The Layalina Review

According to recent polls, US President Barack Obama’s popularity is on the decline, remarks Wajahat Ali for the Huffington Post. After helping to re-brand America and promising new levels of engagement with foreign countries, many people around the world have grown disenchanted with what they perceive as a lack of follow-through.

The ongoing wars in Iraq and Afghanistan, the unflinching US commitment to Israel despite the Jewish state’s highly contentious policies towards its neighbors, and the US support of corrupt Arab regimes all contribute to the decline in Obama’s approval rating, especially among Muslim populations.

Ali remarks that nonetheless, “We must calmly step back and analyze Obama's current decline in popularity in light of the tremendous misfortune he inherited from the previous administration.” Ali comments that the polls do point toward a potential reconciliation between the US and Muslim communities, based on President Obama's promise to engage Muslims as partners and to end a "cycle of suspicion and discord" with them.

However, if Obama truly wishes "to seek a new beginning between the US and Muslims all around the world" as he promised in Cairo, writes Ali, “then he will have to firmly confront Israel over its continued humiliation of the Palestinian people.”

As a step in further engaging with the Muslim world, President Obama spoke via video conference to the US-Islamic World Forum in Doha, Qatar, reports Fox News. Obama talked about ending the war in Iraq, and his support for a two-state solution in the Middle East.

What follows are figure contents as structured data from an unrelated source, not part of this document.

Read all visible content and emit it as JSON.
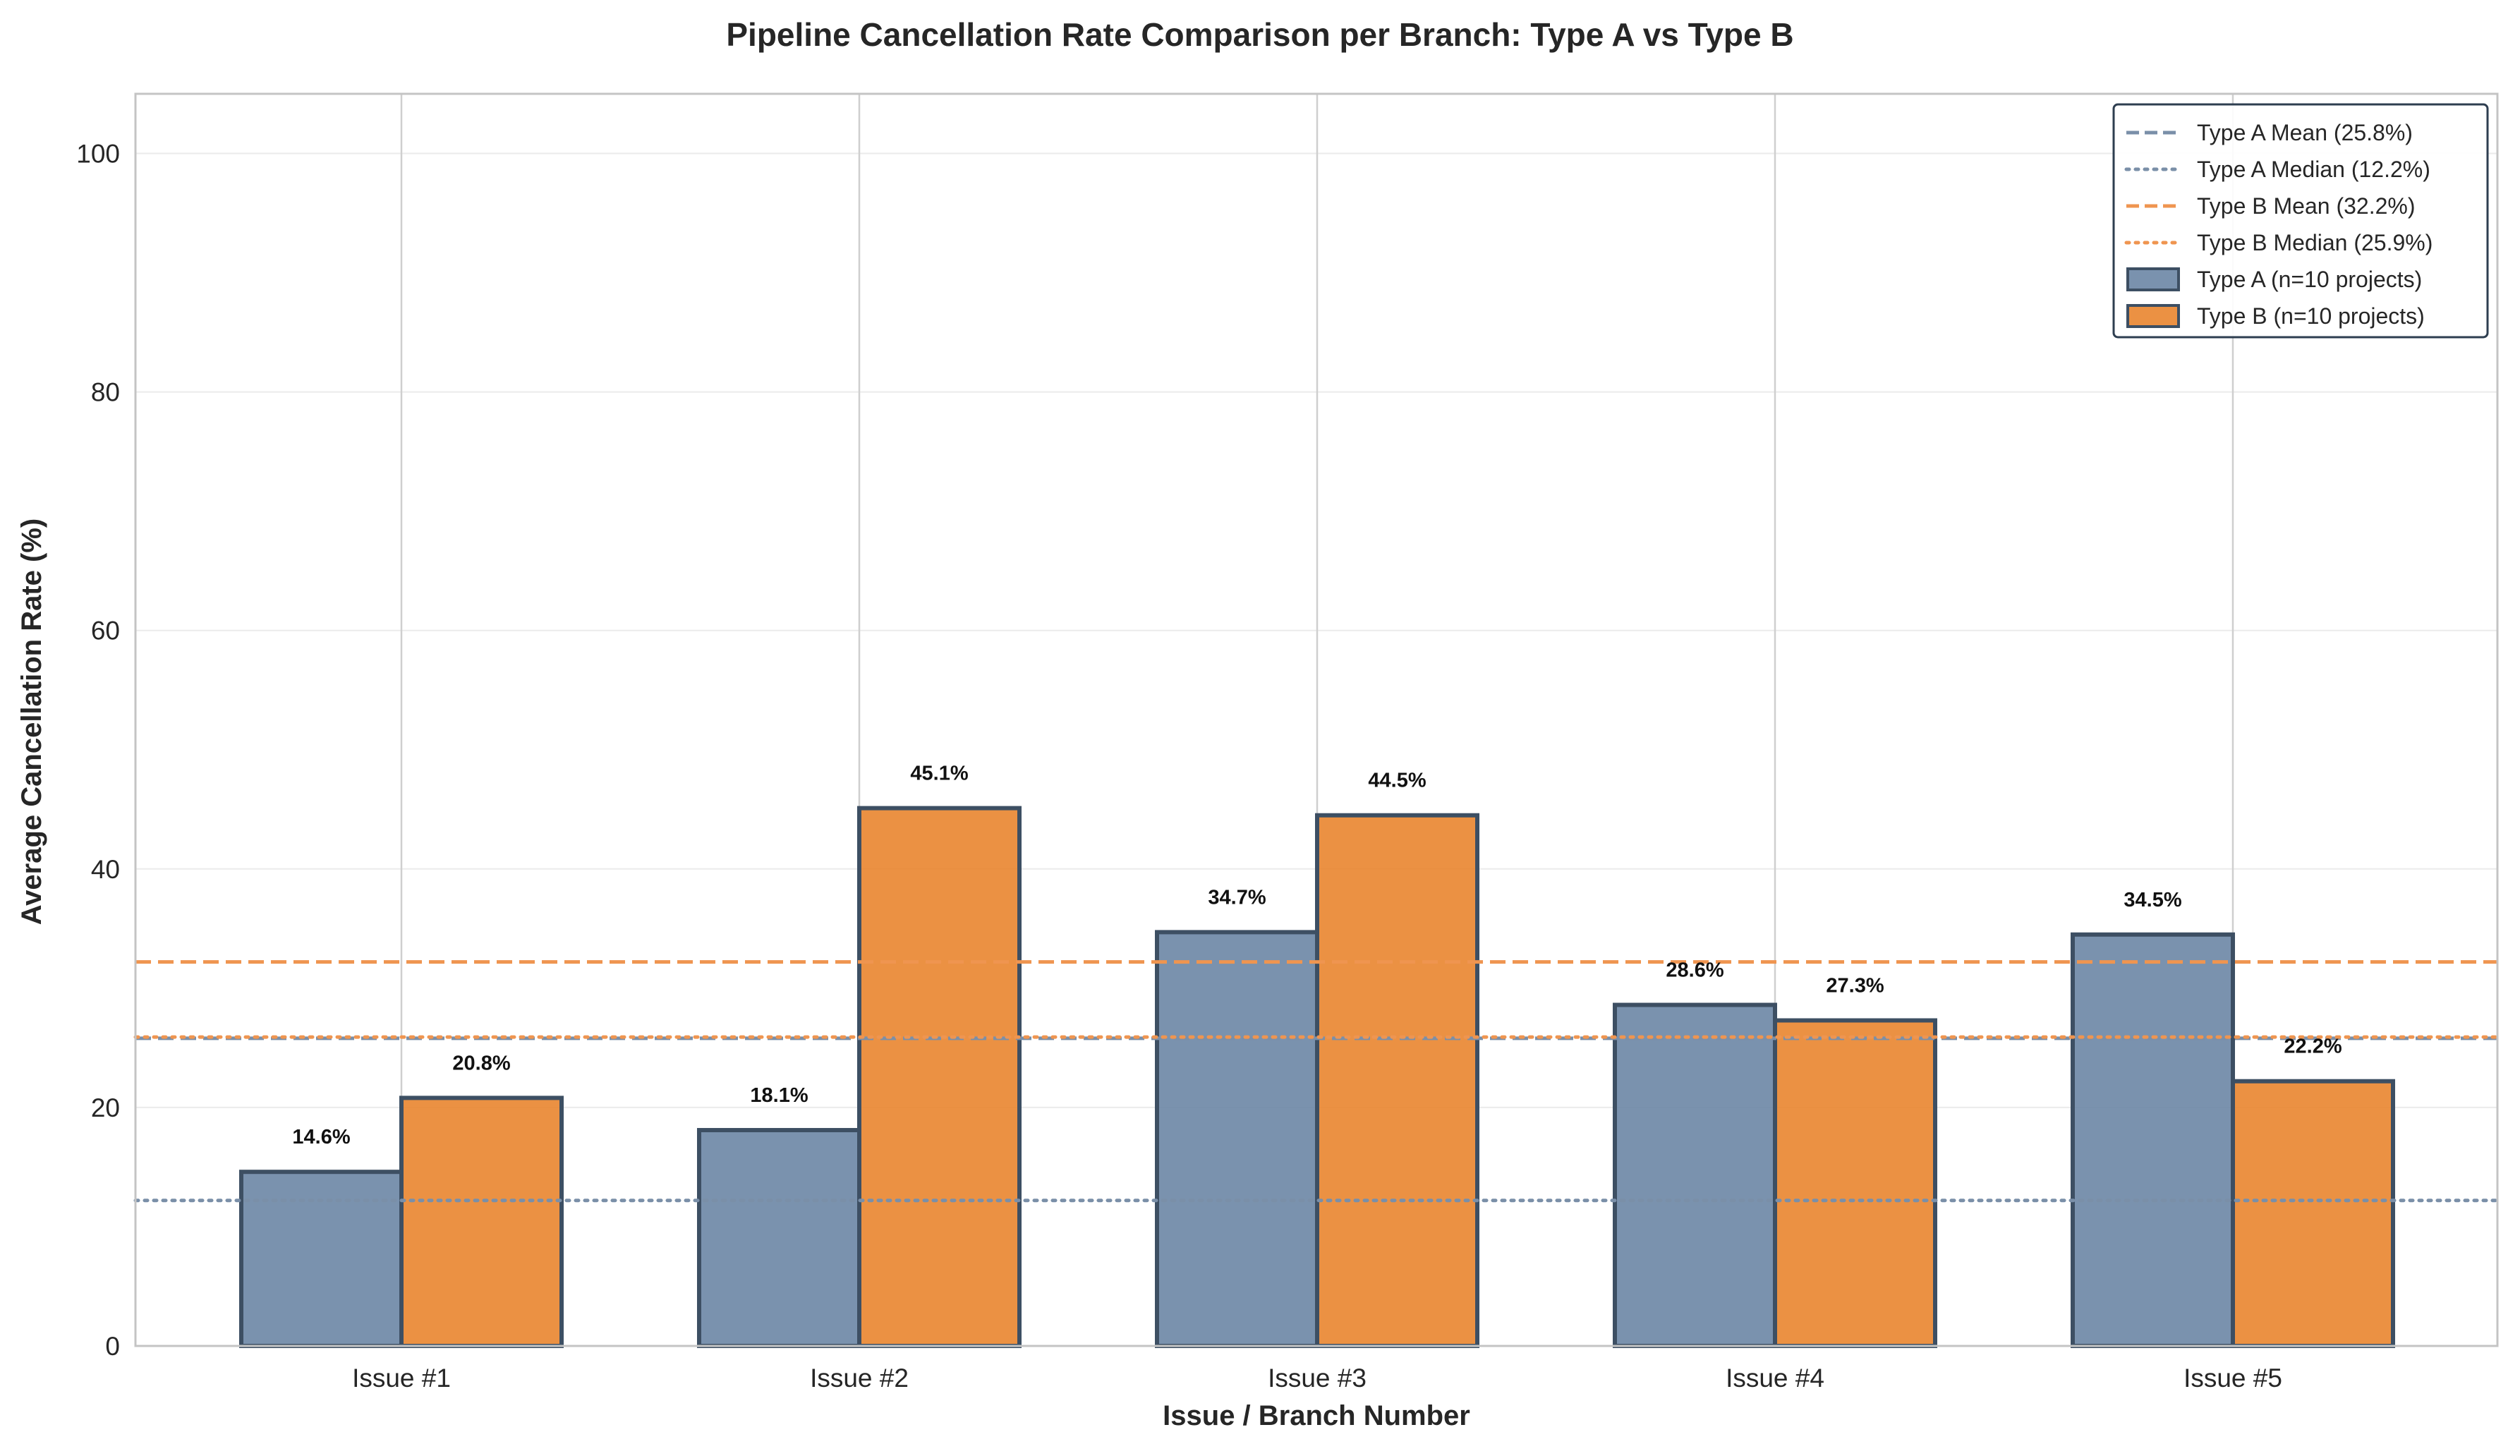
{
  "chart_data": {
    "type": "bar",
    "title": "Pipeline Cancellation Rate Comparison per Branch: Type A vs Type B",
    "xlabel": "Issue / Branch Number",
    "ylabel": "Average Cancellation Rate (%)",
    "ylim": [
      0,
      105
    ],
    "yticks": [
      "0",
      "20",
      "40",
      "60",
      "80",
      "100"
    ],
    "grid": true,
    "legend_position": "top-right",
    "categories": [
      "Issue #1",
      "Issue #2",
      "Issue #3",
      "Issue #4",
      "Issue #5"
    ],
    "series": [
      {
        "name": "Type A (n=10 projects)",
        "color": "#6b86a5",
        "edge_color": "#3d4f63",
        "values": [
          14.6,
          18.1,
          34.7,
          28.6,
          34.5
        ],
        "labels": [
          "14.6%",
          "18.1%",
          "34.7%",
          "28.6%",
          "34.5%"
        ]
      },
      {
        "name": "Type B (n=10 projects)",
        "color": "#e9852f",
        "edge_color": "#3d4f63",
        "values": [
          20.8,
          45.1,
          44.5,
          27.3,
          22.2
        ],
        "labels": [
          "20.8%",
          "45.1%",
          "44.5%",
          "27.3%",
          "22.2%"
        ]
      }
    ],
    "reference_lines": [
      {
        "name": "Type A Mean (25.8%)",
        "value": 25.8,
        "style": "dashed",
        "color": "#7a8fa8"
      },
      {
        "name": "Type A Median (12.2%)",
        "value": 12.2,
        "style": "dotted",
        "color": "#7a8fa8"
      },
      {
        "name": "Type B Mean (32.2%)",
        "value": 32.2,
        "style": "dashed",
        "color": "#ef9550"
      },
      {
        "name": "Type B Median (25.9%)",
        "value": 25.9,
        "style": "dotted",
        "color": "#ef9550"
      }
    ]
  }
}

Obama also announced that he has appointed Rashad Hussain to be a special envoy to the Organization of the Islamic Conference.

As the president emphasized the US partnership with the Muslim world on numerous levels, he reiterated his pledge to deepen these partnerships, and to develop others.

However, Leon T. Hadar, analyst and correspondent at The Huffington Post, concurs that the legacy left by the Bush administration remains a major obstacle in achieving the goals set at the start of Obama’s presidency.

Bush’s strikingly pro-Israel policies gave fuel to anti-American elements in Iran, and that administration’s demonstrated belligerence also gave Tehran excuse and incentive to further develop its nuclear program, Hadar writes. Consequently, Iran is now less likely to be receptive to new initiatives coming from the Obama administration.

“Less than vigorous economic recovery coupled with Obama's mounting domestic political problems ... has made it even more difficult for Obama to pursue his Mideast initiatives,” Hadar continues. He concludes that with the partisan divide growing steadily larger in Washington, Obama is more dependent than ever on support from conservatives in his party and Republicans, who often are stringently pro-Israeli, and by extension anti-Iran.

Indeed, in many respects, raising the diplomatic and economic pressure on Iran may have become the path of least political resistance for Obama, although is it broadly popular across the bipartisan board.